Une mesure qui s’attaque aux chômeurs pas au chômage

Chômeur
Les Travailleurs sans emploi de la CSC dénoncent la décision du Secrétaire d’Etat en charge de la lutte contre la fraude sociale d’autoriser les contrôles inopinés au domicile des personnes bénéficiant d’une allocation de chômage. Il est temps que le monde politique assume ses responsabilités pour s’attaquer aux causes du chômage et non aux chômeurs. En effet, les mesures anti-chômeurs qui s’accumulent occultent la véritable responsabilité du monde politique dans la persistance d’un haut taux de chômage et les véritables causes de celui-ci.  
Il est injuste d’instaurer une telle panoplie de contrôles pour un travailleur licencié vivant avec une allocation de remplacement en dessous du seuil de pauvreté et de constater que ceux qui pratiquent la fraude fiscale bénéficient d’une impunité pour cause de prescription ou d’amnisties fiscales.
L’ensemble des mesures touchant les demandeurs d’emploi stigmatise une catégorie de la population fragile et en fait un bouc émissaire. Ce gouvernement joue avec le feu en tentant d’opposer une partie de la population à une autre. 
Le résultat de cette stigmatisation occulte les vrais enjeux concernant le chômage en Belgique. Parmi ces enjeux :
  • Le manque cruel d’emplois pour les jeunes et les moins jeunes
  • L’absence de création d’emplois par manque de justice fiscale et d’un vrai combat contre la fraude fiscale
  • L’instauration d’un impôt de 1% sur les grosses fortunes de plus d’1 million d’euros qui pourrait financer la création de 140.000 emplois.
Par ailleurs, il est important de rappeler que les travailleurs sans emploi sont déjà confrontés à un nombre important de contrôles vexatoires pouvant déboucher sur une sanction : 
  • Contrôle de l’adresse et de la composition de ménage en confrontant la déclaration du demandeur d’emploi  aux données du registre national.
  • Contrôle  annuel par l’envoi d’un document reprenant la situation familiale connue pour les chefs de ménage et les isolés.
  • Contrôle de résidence.

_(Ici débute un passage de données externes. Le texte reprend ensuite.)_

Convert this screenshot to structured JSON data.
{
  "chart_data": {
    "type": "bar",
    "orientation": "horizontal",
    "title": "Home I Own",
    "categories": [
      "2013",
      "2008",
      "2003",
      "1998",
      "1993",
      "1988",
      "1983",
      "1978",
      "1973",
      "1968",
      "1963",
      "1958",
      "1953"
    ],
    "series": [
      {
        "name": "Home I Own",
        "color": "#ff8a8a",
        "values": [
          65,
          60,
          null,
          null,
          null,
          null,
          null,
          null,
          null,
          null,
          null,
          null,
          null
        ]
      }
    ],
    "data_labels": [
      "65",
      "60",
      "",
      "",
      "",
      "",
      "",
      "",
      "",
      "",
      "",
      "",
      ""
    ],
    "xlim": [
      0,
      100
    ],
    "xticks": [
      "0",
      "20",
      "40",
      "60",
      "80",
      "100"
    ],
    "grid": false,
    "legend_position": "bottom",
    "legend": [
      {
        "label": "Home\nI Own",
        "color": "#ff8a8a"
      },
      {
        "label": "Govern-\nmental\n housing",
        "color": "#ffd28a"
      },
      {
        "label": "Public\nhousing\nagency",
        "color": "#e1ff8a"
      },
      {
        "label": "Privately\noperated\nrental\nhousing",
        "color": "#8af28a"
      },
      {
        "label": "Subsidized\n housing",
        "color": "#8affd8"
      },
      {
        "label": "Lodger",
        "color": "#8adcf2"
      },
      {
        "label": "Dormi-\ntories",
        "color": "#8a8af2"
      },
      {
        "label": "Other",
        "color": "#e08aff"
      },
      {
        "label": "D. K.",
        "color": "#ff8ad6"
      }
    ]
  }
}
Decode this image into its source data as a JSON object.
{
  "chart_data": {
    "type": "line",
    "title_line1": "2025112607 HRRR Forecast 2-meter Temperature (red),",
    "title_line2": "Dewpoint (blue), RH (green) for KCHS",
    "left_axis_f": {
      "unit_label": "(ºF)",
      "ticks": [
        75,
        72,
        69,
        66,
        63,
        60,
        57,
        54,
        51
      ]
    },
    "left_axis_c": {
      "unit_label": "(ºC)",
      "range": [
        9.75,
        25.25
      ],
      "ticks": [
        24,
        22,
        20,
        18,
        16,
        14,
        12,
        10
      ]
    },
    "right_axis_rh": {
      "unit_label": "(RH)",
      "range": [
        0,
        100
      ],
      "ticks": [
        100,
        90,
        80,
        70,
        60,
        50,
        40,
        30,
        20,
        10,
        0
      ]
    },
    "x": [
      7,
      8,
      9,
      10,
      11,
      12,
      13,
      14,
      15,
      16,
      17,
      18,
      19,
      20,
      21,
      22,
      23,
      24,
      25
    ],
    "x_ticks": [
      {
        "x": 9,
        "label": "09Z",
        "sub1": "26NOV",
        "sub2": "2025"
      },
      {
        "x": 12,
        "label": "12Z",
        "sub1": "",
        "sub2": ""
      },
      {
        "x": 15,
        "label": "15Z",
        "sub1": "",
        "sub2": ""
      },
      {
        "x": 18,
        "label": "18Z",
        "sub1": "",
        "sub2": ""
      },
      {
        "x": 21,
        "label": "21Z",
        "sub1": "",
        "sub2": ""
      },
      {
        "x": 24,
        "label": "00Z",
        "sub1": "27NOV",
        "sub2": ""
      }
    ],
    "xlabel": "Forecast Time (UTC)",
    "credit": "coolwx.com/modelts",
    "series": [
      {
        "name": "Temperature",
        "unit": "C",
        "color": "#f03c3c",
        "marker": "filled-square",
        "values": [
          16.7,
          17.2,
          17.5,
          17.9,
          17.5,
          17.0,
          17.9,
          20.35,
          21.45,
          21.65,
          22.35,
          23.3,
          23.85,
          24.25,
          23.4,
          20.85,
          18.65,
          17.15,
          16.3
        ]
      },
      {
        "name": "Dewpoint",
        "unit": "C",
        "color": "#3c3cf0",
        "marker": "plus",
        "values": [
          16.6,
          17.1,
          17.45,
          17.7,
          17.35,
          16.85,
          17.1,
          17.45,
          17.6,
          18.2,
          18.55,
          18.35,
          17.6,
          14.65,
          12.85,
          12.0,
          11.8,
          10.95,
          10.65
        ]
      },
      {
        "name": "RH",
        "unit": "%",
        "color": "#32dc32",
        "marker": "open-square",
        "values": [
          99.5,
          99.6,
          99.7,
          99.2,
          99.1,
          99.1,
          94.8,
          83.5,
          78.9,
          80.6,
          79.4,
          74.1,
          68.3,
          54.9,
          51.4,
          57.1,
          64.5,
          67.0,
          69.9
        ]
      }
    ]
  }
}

Chaque mois, un certain nombre de chômeurs reçoivent une attestation à leur domicile qu’ils doivent faire compléter par la Commune ou le Bureau de chômage afin de prouver qu’ils habitent bien à l’adresse connue de l’Onem.
  • Contrôle préventif de l’activité et des revenus lors d’une demande d’allocations via la consultation des fichiers de l’Inasti pour trouver l’existence d’une éventuelle activité indépendante et également des données relatives à une éventuelle pension dans le Cadastre des Pensions.
  • Contrôles préventifs sur les paiements. En effet, lors du paiement, les déclarations du demandeur d’emploi sont comparées d’une part avec le fichier Dimona (pour repérer un éventuel travail salarié) et d’autre part avec les informations venant des mutuelles reprenant les déclarations d’incapacité de travail  afin d’éviter tout cumul.
  • Contrôle a posteriori sur les paiements. L’Onem effectue également des contrôles basés sur le croisement des bases de données de la Sécurité sociale afin de repérer ces mêmes cumuls.
  • Contrôle des déclarations du demandeur d’emploi via un système d’audition Onem sur base d’indices pouvant venir du croisement des bases de données, mais également sur base d’autres éléments qui peuvent arriver en possession de l’Onem (dénonciation, flux du Forem-ACTIRIS-VADAB vers l’Onem, …).
  • Suspension des allocations en cas d’absence de suivi à une convocation de l’Onem après rappel. 
  • Contrôle du suivi donné à une offre d’emploi  transmise par le Forem, Actiris, VDAB, ADG. Idem en cas de refus d’emploi ou de participation à une formation enregistrée par les organismes régionaux (Forem, Actiris, VDAB, ADG). 
  • Contrôle de la disponibilité active sur le marché du travail pendant le stage d’insertion, au moment de la perception d’une allocation d’insertion ou de chômage sur base du travail. Ce contrôle se fait sur base de preuves écrites de recherches et non sur des déclarations verbales. 
Les Travailleurs sans emploi de la CSC demandent au gouvernement de s’attaquer aux causes du chômage et de respecter la vie privée des demandeurs d’emploi.  Pour rappel, selon Eurostat, les demandeurs d’emploi belges sont les plus actifs parmi les 28 Etats de l’Union européenne dans la recherche active d’emploi.